Musopen - Learn › Copyright Law
Copyright Law
The single reason this website has not existed prior to this, is due to the complexity of copyright laws. These laws can be so confusing, even simple questions like "can I play a CD in public?" can become overwhelming for non-legal experts.
Musopen has contacted several lawyers and has done its own research to ensure, to the best of our ability, that we have covered every liability and legal loop hole. We do not exist to make money, we do not want to sell music, we do not want to discourage others from selling CDs, we simply exists to encourage interest and education in music. We hope that by providing public domain music to the public, record comapnies will not rely as much on old classics for revenue and will invest more money on new composers or new arrangements of old works.

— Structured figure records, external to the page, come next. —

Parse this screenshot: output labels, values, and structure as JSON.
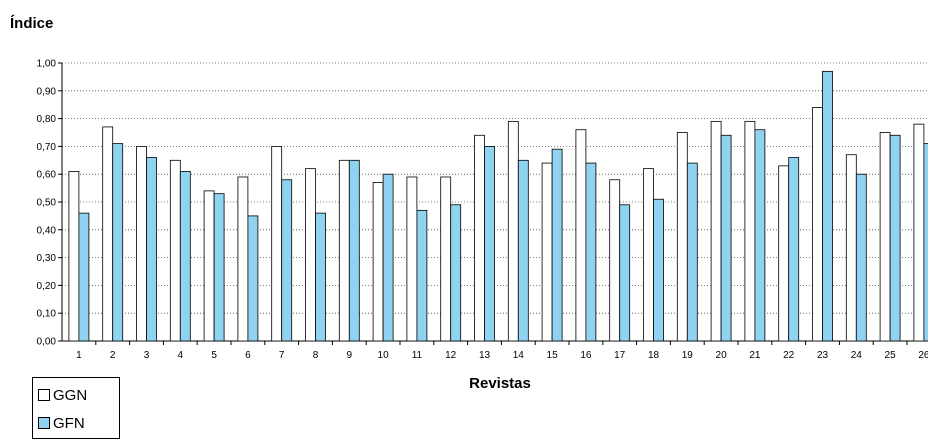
{
  "chart_data": {
    "type": "bar",
    "title": "Índice",
    "xlabel": "Revistas",
    "ylabel": "",
    "ylim": [
      0,
      1
    ],
    "yticks": [
      "0,00",
      "0,10",
      "0,20",
      "0,30",
      "0,40",
      "0,50",
      "0,60",
      "0,70",
      "0,80",
      "0,90",
      "1,00"
    ],
    "grid": true,
    "legend_position": "bottom-left",
    "categories": [
      "1",
      "2",
      "3",
      "4",
      "5",
      "6",
      "7",
      "8",
      "9",
      "10",
      "11",
      "12",
      "13",
      "14",
      "15",
      "16",
      "17",
      "18",
      "19",
      "20",
      "21",
      "22",
      "23",
      "24",
      "25",
      "26"
    ],
    "series": [
      {
        "name": "GGN",
        "color": "#ffffff",
        "values": [
          0.61,
          0.77,
          0.7,
          0.65,
          0.54,
          0.59,
          0.7,
          0.62,
          0.65,
          0.57,
          0.59,
          0.59,
          0.74,
          0.79,
          0.64,
          0.76,
          0.58,
          0.62,
          0.75,
          0.79,
          0.79,
          0.63,
          0.84,
          0.67,
          0.75,
          0.78
        ]
      },
      {
        "name": "GFN",
        "color": "#8fd3f0",
        "values": [
          0.46,
          0.71,
          0.66,
          0.61,
          0.53,
          0.45,
          0.58,
          0.46,
          0.65,
          0.6,
          0.47,
          0.49,
          0.7,
          0.65,
          0.69,
          0.64,
          0.49,
          0.51,
          0.64,
          0.74,
          0.76,
          0.66,
          0.97,
          0.6,
          0.74,
          0.71
        ]
      }
    ]
  }
}
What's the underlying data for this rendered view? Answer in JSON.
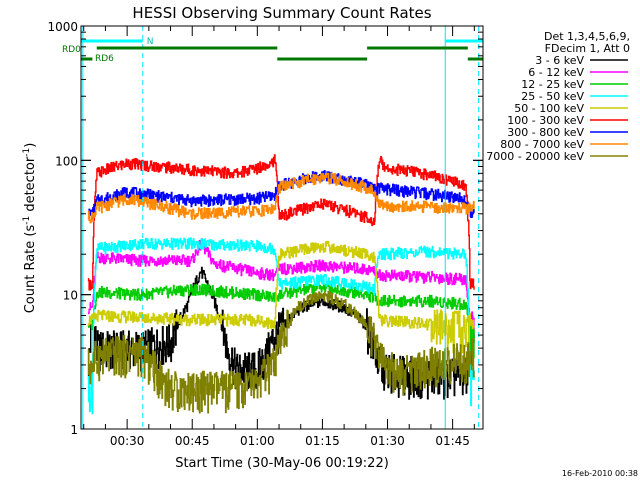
{
  "chart_data": {
    "type": "line",
    "title": "HESSI Observing Summary Count Rates",
    "xlabel": "Start Time (30-May-06 00:19:22)",
    "ylabel_parts": [
      "Count Rate (s",
      "-1",
      " detector",
      "-1",
      ")"
    ],
    "yscale": "log",
    "ylim": [
      1,
      1000
    ],
    "yticks": [
      {
        "value": 1,
        "label": "1"
      },
      {
        "value": 10,
        "label": "10"
      },
      {
        "value": 100,
        "label": "100"
      },
      {
        "value": 1000,
        "label": "1000"
      }
    ],
    "xlim_minutes": [
      19.37,
      112.0
    ],
    "xticks": [
      {
        "minute": 30,
        "label": "00:30"
      },
      {
        "minute": 45,
        "label": "00:45"
      },
      {
        "minute": 60,
        "label": "01:00"
      },
      {
        "minute": 75,
        "label": "01:15"
      },
      {
        "minute": 90,
        "label": "01:30"
      },
      {
        "minute": 105,
        "label": "01:45"
      }
    ],
    "timestamp": "16-Feb-2010 00:38",
    "legend_header": [
      "Det 1,3,4,5,6,9,",
      "FDecim 1, Att 0"
    ],
    "series": [
      {
        "name": "3 - 6 keV",
        "color": "#000000",
        "x": [
          21,
          22,
          23,
          33,
          40,
          44,
          47,
          50,
          53,
          55,
          60,
          62,
          64,
          67,
          70,
          75,
          80,
          85,
          87,
          88,
          92,
          100,
          108,
          109,
          110
        ],
        "y": [
          3.0,
          6.0,
          4.0,
          4.0,
          4.5,
          8.5,
          15.0,
          9.0,
          4.0,
          2.8,
          2.8,
          3.5,
          5.0,
          6.5,
          8.0,
          9.0,
          8.0,
          6.0,
          4.0,
          3.0,
          2.6,
          2.5,
          2.5,
          4.0,
          4.0
        ]
      },
      {
        "name": "6 - 12 keV",
        "color": "#ff00ff",
        "x": [
          21,
          22,
          23,
          33,
          45,
          47,
          50,
          60,
          64,
          65,
          75,
          85,
          87,
          88,
          100,
          108,
          109,
          110
        ],
        "y": [
          8.0,
          8.0,
          19.0,
          18.0,
          18.0,
          24.0,
          17.0,
          14.5,
          14.0,
          15.5,
          16.5,
          15.5,
          15.0,
          14.0,
          13.5,
          13.0,
          5.5,
          5.5
        ]
      },
      {
        "name": "12 - 25 keV",
        "color": "#00cc00",
        "x": [
          21,
          22,
          23,
          33,
          45,
          60,
          64,
          65,
          75,
          85,
          87,
          88,
          100,
          108,
          109,
          110
        ],
        "y": [
          6.0,
          6.0,
          10.5,
          10.0,
          11.0,
          10.0,
          9.5,
          10.0,
          11.5,
          10.0,
          9.5,
          9.0,
          9.0,
          8.5,
          5.0,
          5.0
        ]
      },
      {
        "name": "25 - 50 keV",
        "color": "#00ffff",
        "x": [
          21,
          22,
          23,
          33,
          45,
          60,
          64,
          65,
          75,
          85,
          87,
          88,
          100,
          108,
          109,
          110
        ],
        "y": [
          2.0,
          2.0,
          22.0,
          24.0,
          24.0,
          23.0,
          22.0,
          12.0,
          13.0,
          11.5,
          11.0,
          20.0,
          21.0,
          20.0,
          2.2,
          2.2
        ]
      },
      {
        "name": "50 - 100 keV",
        "color": "#cccc00",
        "x": [
          21,
          22,
          23,
          33,
          45,
          60,
          64,
          65,
          75,
          85,
          87,
          88,
          100,
          108,
          109,
          110
        ],
        "y": [
          6.5,
          6.5,
          7.0,
          6.8,
          6.5,
          6.5,
          6.0,
          20.0,
          23.0,
          20.0,
          19.0,
          6.5,
          6.0,
          5.5,
          6.0,
          6.0
        ]
      },
      {
        "name": "100 - 300 keV",
        "color": "#ff0000",
        "x": [
          21,
          22,
          23,
          25,
          30,
          45,
          55,
          60,
          64,
          65,
          75,
          85,
          87,
          88,
          90,
          100,
          108,
          109,
          110
        ],
        "y": [
          12.0,
          12.0,
          80.0,
          85.0,
          95.0,
          85.0,
          80.0,
          88.0,
          100.0,
          38.0,
          48.0,
          38.0,
          34.0,
          100.0,
          88.0,
          78.0,
          65.0,
          12.0,
          12.0
        ]
      },
      {
        "name": "300 - 800 keV",
        "color": "#0000ff",
        "x": [
          21,
          22,
          23,
          30,
          45,
          60,
          64,
          65,
          75,
          85,
          87,
          88,
          100,
          108,
          109,
          110
        ],
        "y": [
          40.0,
          40.0,
          50.0,
          58.0,
          50.0,
          52.0,
          55.0,
          65.0,
          78.0,
          66.0,
          60.0,
          62.0,
          56.0,
          52.0,
          40.0,
          40.0
        ]
      },
      {
        "name": "800 - 7000 keV",
        "color": "#ff8800",
        "x": [
          21,
          22,
          23,
          30,
          45,
          60,
          64,
          65,
          75,
          85,
          87,
          88,
          100,
          108,
          109,
          110
        ],
        "y": [
          38.0,
          38.0,
          44.0,
          52.0,
          40.0,
          42.0,
          44.0,
          63.0,
          76.0,
          63.0,
          58.0,
          46.0,
          45.0,
          44.0,
          45.0,
          45.0
        ]
      },
      {
        "name": "7000 - 20000 keV",
        "color": "#808000",
        "x": [
          21,
          22,
          23,
          33,
          37,
          40,
          45,
          50,
          55,
          60,
          64,
          67,
          70,
          75,
          80,
          85,
          88,
          92,
          100,
          108,
          109,
          110
        ],
        "y": [
          3.0,
          3.0,
          3.5,
          3.8,
          2.6,
          2.0,
          2.0,
          2.0,
          2.0,
          2.2,
          3.0,
          6.0,
          8.5,
          10.0,
          8.5,
          6.0,
          3.5,
          2.5,
          3.0,
          3.3,
          3.5,
          3.5
        ]
      }
    ],
    "markers": {
      "cyan_vlines_solid_minutes": [
        19.8,
        103.3
      ],
      "cyan_vlines_dashed_minutes": [
        33.6,
        111.0
      ],
      "N_label": "N",
      "N_segments_minutes": [
        [
          19.37,
          33.6
        ],
        [
          103.3,
          112.0
        ]
      ],
      "RD0_label": "RD0",
      "RD6_label": "RD6",
      "green_upper_segments_minutes": [
        [
          23.0,
          64.6
        ],
        [
          85.3,
          108.5
        ]
      ],
      "green_lower_segments_minutes": [
        [
          19.37,
          22.0
        ],
        [
          64.6,
          85.3
        ],
        [
          108.5,
          112.0
        ]
      ]
    }
  }
}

Why Musopen? Isn't it obvious, don't download illegally?
One would hope it ends there. Downloading a recently released CD on a peer-to-peer network is illegal, that is obvious. However, there still exists a great deal of confusion once we move beyond that.
Ex: Capitol Records vs. Naxos
Naxos is one example of moving into the grey area of copyright law. Naxos took a public domain recording in England, improved the sound quality and re-sold it as their product. This is entirely legal for anyone to due to a public domain record. Capitol Records, the company which sold the original recoding of course disagreed, and argued it was not in th epublic domain. Capitol Records lost the first trial, and won the appeal. Due to this litigation, the copyright of works recorded in the early 1930's and later have been extended to at least 2067. Even when you think something is in the public domain, complications from laws overseas may not make that so.
I have tried to accurately summarize the rules for this website to act in a legal manner.